In 2017, UAF-Africa started working with Women Human Rights Defenders (WHRDs) from Tunisia and Egypt, to explore their experiences with online activism.

We conducted a research through which 15 WHRDs were interviewed to explore their experiences of violence online. Looking at how are they using the internet in the promotion of and exercise of their rights, and what are the possible implications of online content regulation measures on this ability? What tactics have they used to avoid surveillance of their activities and to avoid the real risks and dangers that they can face online? How can we develop trust and a greater sense of certainty, when using ephemeral technology to create content, interact with others, grow trusted networks, and create safe spaces for ourselves?

Self-identified women who defend women’s human rights and are subject to gender-specific risks and threats, because of the rights they advocate for and as a direct consequence of their gender identity or sexual orientation.

WHRDs are exposed to the same types of risks that all other human rights defenders face. However, they are also exposed to gender-based violence and gender-specific risks, because they challenge existing gender norms within their communities and societies.

WHRDs use social networking platforms, as these have been essential to their efforts to campaign, mobilise, report injustice, and find safe spaces to communicate and share experiences. While it can be very useful, social media also exposes WHRDs to surveillance, harassment and threats. These platforms often also subject WHRDs to sexualised harassment from those who oppose their work.

WHRDs face on online violence due to their work in resisting patriarchal norms. Gender equality does not exist online, and gender-based violence is pervasive on the internet, where WHRDs encounter the same patriarchal values and practices they encounter in “real” life. The WHRDs interviewed consider the internet as a space that reproduces discrimination, violence and inequalities based on gender, class, race. States have an important role to play in perpetuating online violence against WHRDs.

WHRDS, face various types of online violence including:

  • Manipulating images or intimate videos and using them to blackmail WHRDs
  • Spreading rumours
  • Harassment and cyberstalking
  • Threats of rape and murder

The State play a major role in mobilising anxieties that justify persecution and violations of human rights. For example, in September 2017, Egyptian authorities carried out a large-scale campaign to arrest LGBT individuals and activists, after news circulated through a Facebook page about a Mashrou’ Leila concert attendees raising the rainbow flag. This built an atmosphere of moral outrage, mobilising support for persecution that aimed to protect the country’s moral and religious values.

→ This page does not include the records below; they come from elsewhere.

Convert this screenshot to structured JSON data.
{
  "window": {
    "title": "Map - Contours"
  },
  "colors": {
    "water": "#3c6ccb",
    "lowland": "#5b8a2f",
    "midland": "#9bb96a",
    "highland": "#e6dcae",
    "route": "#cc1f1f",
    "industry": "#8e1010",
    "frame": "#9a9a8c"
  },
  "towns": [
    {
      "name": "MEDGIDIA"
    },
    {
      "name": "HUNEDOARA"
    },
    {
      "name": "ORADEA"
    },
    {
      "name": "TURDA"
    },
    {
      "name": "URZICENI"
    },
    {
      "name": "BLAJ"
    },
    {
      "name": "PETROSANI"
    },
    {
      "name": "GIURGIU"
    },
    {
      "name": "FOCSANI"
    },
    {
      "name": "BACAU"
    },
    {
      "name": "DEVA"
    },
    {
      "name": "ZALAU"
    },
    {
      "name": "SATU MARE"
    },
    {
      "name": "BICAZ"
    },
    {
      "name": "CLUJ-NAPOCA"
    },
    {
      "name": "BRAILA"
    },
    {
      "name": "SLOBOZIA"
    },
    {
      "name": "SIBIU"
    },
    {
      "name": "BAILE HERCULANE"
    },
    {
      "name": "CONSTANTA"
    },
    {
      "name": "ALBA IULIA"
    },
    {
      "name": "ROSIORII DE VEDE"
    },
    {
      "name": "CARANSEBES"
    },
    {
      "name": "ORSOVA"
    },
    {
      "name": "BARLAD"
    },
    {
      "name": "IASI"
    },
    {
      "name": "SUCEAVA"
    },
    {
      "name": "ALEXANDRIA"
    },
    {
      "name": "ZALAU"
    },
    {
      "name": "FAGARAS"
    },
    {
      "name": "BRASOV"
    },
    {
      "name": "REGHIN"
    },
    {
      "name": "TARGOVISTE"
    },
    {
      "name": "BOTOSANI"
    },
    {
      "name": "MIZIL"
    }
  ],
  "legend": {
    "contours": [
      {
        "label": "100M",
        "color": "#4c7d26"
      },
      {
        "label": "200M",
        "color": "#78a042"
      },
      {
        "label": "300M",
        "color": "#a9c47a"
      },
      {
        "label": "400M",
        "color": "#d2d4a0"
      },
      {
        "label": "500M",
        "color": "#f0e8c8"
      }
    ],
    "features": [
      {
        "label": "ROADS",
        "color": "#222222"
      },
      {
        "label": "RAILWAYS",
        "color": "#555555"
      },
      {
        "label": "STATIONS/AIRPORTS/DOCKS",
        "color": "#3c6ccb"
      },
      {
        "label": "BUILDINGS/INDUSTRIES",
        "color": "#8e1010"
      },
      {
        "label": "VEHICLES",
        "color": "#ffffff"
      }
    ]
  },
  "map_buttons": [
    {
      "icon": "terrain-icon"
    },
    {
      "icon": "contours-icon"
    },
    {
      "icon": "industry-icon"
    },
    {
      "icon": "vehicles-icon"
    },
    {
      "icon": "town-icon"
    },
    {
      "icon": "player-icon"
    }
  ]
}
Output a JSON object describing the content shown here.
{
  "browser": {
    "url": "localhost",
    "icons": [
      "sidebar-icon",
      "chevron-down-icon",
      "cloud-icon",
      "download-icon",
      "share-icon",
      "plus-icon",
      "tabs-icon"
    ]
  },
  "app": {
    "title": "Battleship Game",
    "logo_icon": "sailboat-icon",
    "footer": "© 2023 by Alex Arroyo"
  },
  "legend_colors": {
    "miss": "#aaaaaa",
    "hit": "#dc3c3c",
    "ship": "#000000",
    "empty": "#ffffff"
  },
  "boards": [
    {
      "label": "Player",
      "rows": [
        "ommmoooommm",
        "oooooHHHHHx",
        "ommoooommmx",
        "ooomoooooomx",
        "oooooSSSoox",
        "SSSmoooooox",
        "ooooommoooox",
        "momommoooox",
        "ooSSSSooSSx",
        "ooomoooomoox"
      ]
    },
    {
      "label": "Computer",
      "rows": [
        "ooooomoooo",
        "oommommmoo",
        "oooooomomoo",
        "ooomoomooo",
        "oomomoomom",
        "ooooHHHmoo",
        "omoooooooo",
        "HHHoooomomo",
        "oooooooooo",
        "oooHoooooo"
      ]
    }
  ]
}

Authorities targeted individuals who published online content that tied them to the concert, while other arrests took place through dating apps like Grindr – of gay men who were not aware of the concert at all. In the span of one month, 75 LGBTQI individuals and activists were arrested. Anxiety is also used to build support for calls to filter or block content online.

WHRDs take various measures, sometimes drastic, to protect themselves from online violence including deleting their accounts, ignoring stalkers and bullies, engage bullies and defend themselves against bullies’ claim, secure their devices, alert social media platforms or report online violence to states.

In order to address the impact of online violence in the work and lives of WHRDs, it is critical that feminist and women’s rights organisations, as well as human rights funders must work towards strengthening the Feminist Principles of the Internet.

Specifically: we believe in challenging the patriarchal spaces and processes that control internet governance, as well as putting more feminists and queers at decision-making tables.

  • We want to democratise policy-making regarding the internet, as well as diffuse ownership of and power in global and local networks. This needs capacity-building of feminist activists, to be able to engage in internet governance spaces.
  • Governments need to put laws in place: Laws that recognise online violence against women as a larger barrier for women and girls in exercising the full range of their human rights. Governments need to include online violence against women as part of their plans to end violence against women as a whole.
  • Governments need to ensure policies and laws are enforced: Governments need to ensure that policies and laws that are in place to counter online violence are practiced and that law enforcement agents understand the patriarchal dynamics that play out online as they do offline.
  • Availability of Arabic (or content in language that is accessible to WHRDs) content on staying safe online: It is important to have content on staying safe online, that is in a language that is accessible to WHRDs. WHRDs noted that, even when Arabic content is available, it is translated, usually from English, and reads like a “foreign language.”

As WHRDs continue to advocate for women’s human rights in hostile contexts and using platforms where they often face threats, smear campaigns and intimidation. To make it worse, this violence is often not acknowledged as serious enough to merit redress.

UAF-Africa continues to learn from WHRDs on how she can improve the work she does to support the important work of WHRDs advocating for a feminist internet.